MLRun: Introduction to MLOps framework

Mohammad Last Updated : 13 Jul, 2021

4 min read

This article was published as a part of the Data Science Blogathon

Overview

In this article, we will learn about MLOps.
About MLRun library and its features.
The architecture of MLRun framework with examples of each component

Introduction

Like DevOps, MLOps (machine learning operations) is a set of practices that aims to make developing and maintaining production machine learning seamless and efficient. MLOps seeks to increase automation and improve production models’ quality while also focusing on business and regulatory requirements. A common architecture of an MLOps system would include data science platforms where models are constructed and the analytical engines where computations are performed. The MLOps tool orchestrates the movement of machine learning models, data, and outcomes between the systems. Several goals enterprises want to achieve through MLOps systems are Rapid deployment, pipeline automation, feature and log management, Reproducibility of models and predictions, etc.

MLRun

MLRun is an open-sourced MLOps framework that provides seamless and efficient management of your machine learning library from early development to full production deployment.

Key benefits provided by the MLRun framework includes –

Rapide development of code from early stage to production.
Elastic scaling of batch and real-time workloads.
Feature management – preparation and monitoring of logs.
Works anywhere — IDE, multi-cloud, etc.

MLRun is composed of different layers, these convenient abstraction layers provide a lot of features to a wide variety of technology, like automating the build process, execution, data movement, scaling, versioning, parameterization, outputs tracking, and more. In every ML experiment, we preferably want to save our code, config, results, logs, input, outputs, etc, so that we can reproduce them in different development environments, MLRun helps to manage, save, reproduce our experiment without any hassle.

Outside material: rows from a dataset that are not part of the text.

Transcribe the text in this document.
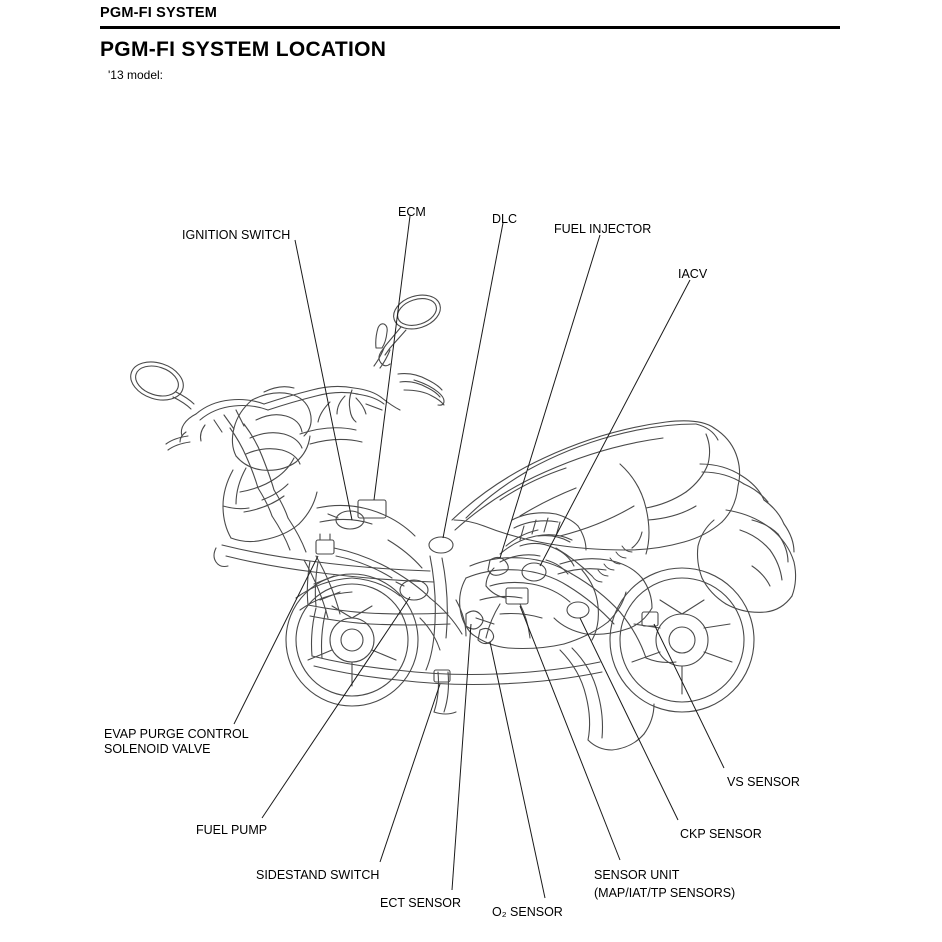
PGM-FI SYSTEM
PGM-FI SYSTEM LOCATION
'13 model:
IGNITION SWITCH
ECM	DLC
FUEL INJECTOR
IACV
EVAP PURGE CONTROL SOLENOID VALVE
FUEL PUMP
SIDESTAND SWITCH
ECT SENSOR
O₂ SENSOR
SENSOR UNIT
(MAP/IAT/TP SENSORS)
CKP SENSOR
VS SENSOR
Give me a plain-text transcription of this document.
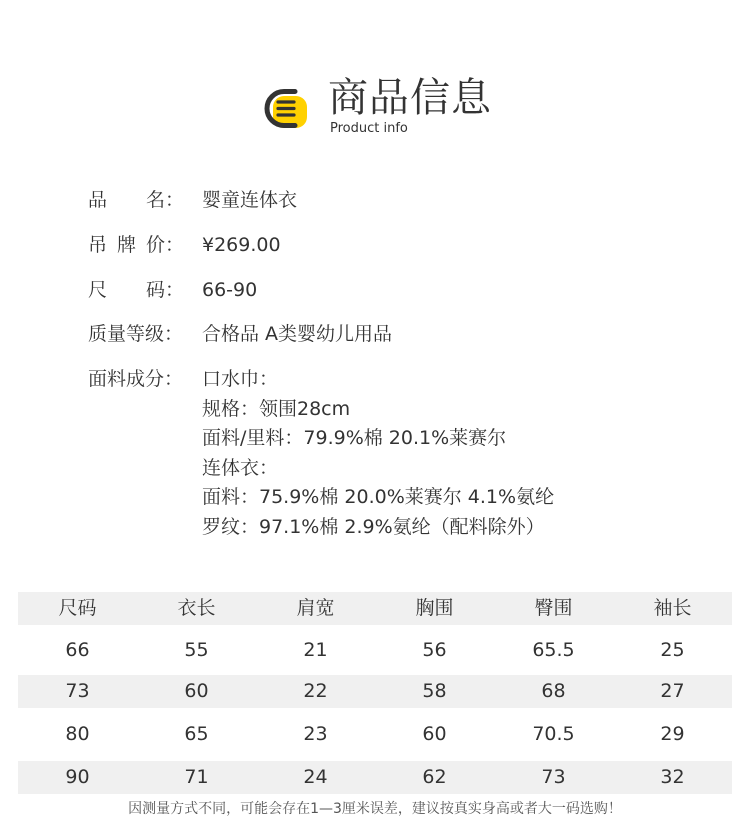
商品信息
Product info
品 名： 婴童连体衣
吊 牌 价： ¥269.00
尺 码： 66-90
质量等级： 合格品 A类婴幼儿用品
面料成分： 口水巾：
规格：领围28cm
面料/里料：79.9%棉 20.1%莱赛尔
连体衣：
面料：75.9%棉 20.0%莱赛尔 4.1%氨纶
罗纹：97.1%棉 2.9%氨纶（配料除外）
尺码	衣长	肩宽	胸围	臀围	袖长
66	55	21	56	65.5	25
73	60	22	58	68	27
80	65	23	60	70.5	29
90	71	24	62	73	32
因测量方式不同，可能会存在1—3厘米误差，建议按真实身高或者大一码选购！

MLRun is composed of the following layers:

Feature and Artifact Store — handle the ingestion, processing, metadata, and storage of data and features across multiple repositories and technologies.
Elastic Serverless Runtimes — converts simple code to scalable and managed microservices with workload-specific runtime engines (such as Kubernetes jobs, Nuclio, Dask, Spark, and Horovod).
ML Pipeline Automation — automates data preparation, model training and testing, deployment of real-time production pipelines, and end-to-end monitoring.
Central Management — provides a unified portal for managing the entire MLOps workflow. The portal includes a UI, a CLI, and an SDK, which are accessible from anywhere.

Read about MLRun framework here – Github Repository

The architecture of the MLRun framework

The architecture consists of different basic components, combining these components create a pipeline.

Let’s discuss the main component of MLRun with examples.

To install MLRun on your device, run the following command in your terminal:

pip install mlrun

Let’s discuss some of the main components of MLRun with examples.

1. Project –

Project is a container consist of all your source code, metadata, artifacts, logs, models, etc. It helps in organizing all of your activities regarding the ML experiment.

You can define the project name, and then use mlrun.set_environment to set your project name.

from os import path
import mlrun

project_name_base = 'Project_name' # Mention Your Project Name Here

project_name, artifact_path = mlrun.set_environment(project=project_name_base, user_project=True)

print(f'Project name: {project_name}')

Output-
Project name: Project_name

2. Function –

Functions are the small packages that we can write for the execution of the different individual steps of our pipeline. These steps include not limited to fetching data, transforming data, training multiple models, testing, etc. Below is a simple example of a function that fetches data from MongoDB atlas.

Funtion can be created in four different methods,

mlrun.new_function
mlrun.code_to_function
mlrun.import_function
mlrun.function_to_module

We define a simple python function, we can store this function in a source file and use mlrun.code_to_function to create a function object.

def fetch_data(context : MLClientCtx, data_path: DataItem):
    context.logger.info('Reading data from {}'.format(data_path))
    m_client = pymongo.MongoClient("Mention The Link of Your MongoDB Client Here")
    db = m_client.test
    m_db = m_client["DB_name"]
    db_cm = m_db["DB_name"]
    df = pd.DataFrame.from_records(db_cm.find())
    suicide_dataset = df
    target_path = path.join(context.artifact_path, 'data')
    context.logger.info('Saving datasets to {} ...'.format(target_path))
    # Store the data sets in your artifacts database
    context.log_dataset('suicide_dataset', df=suicide_dataset, format='csv',
                        index=False, artifact_path=target_path)

3. Run –

When a function is executed all information is about is stored in an object that is known as the Run object. This run object is created when you run any function it stores all information like function attributes (such as arguments, input, and outputs), results, and logs of the executed function.

We first define the function object, this function object can be used to execute all functions defined in the source code,

func_obj = mlrun.code_to_function(name='f_obj', kind='job', filename = 'Path of the Source code)

fetch_data_run_obj = func_obj.run(handler='fetch_data',inputs={'data_path': 'Mention Path of the DATA CSV'},                                local=True)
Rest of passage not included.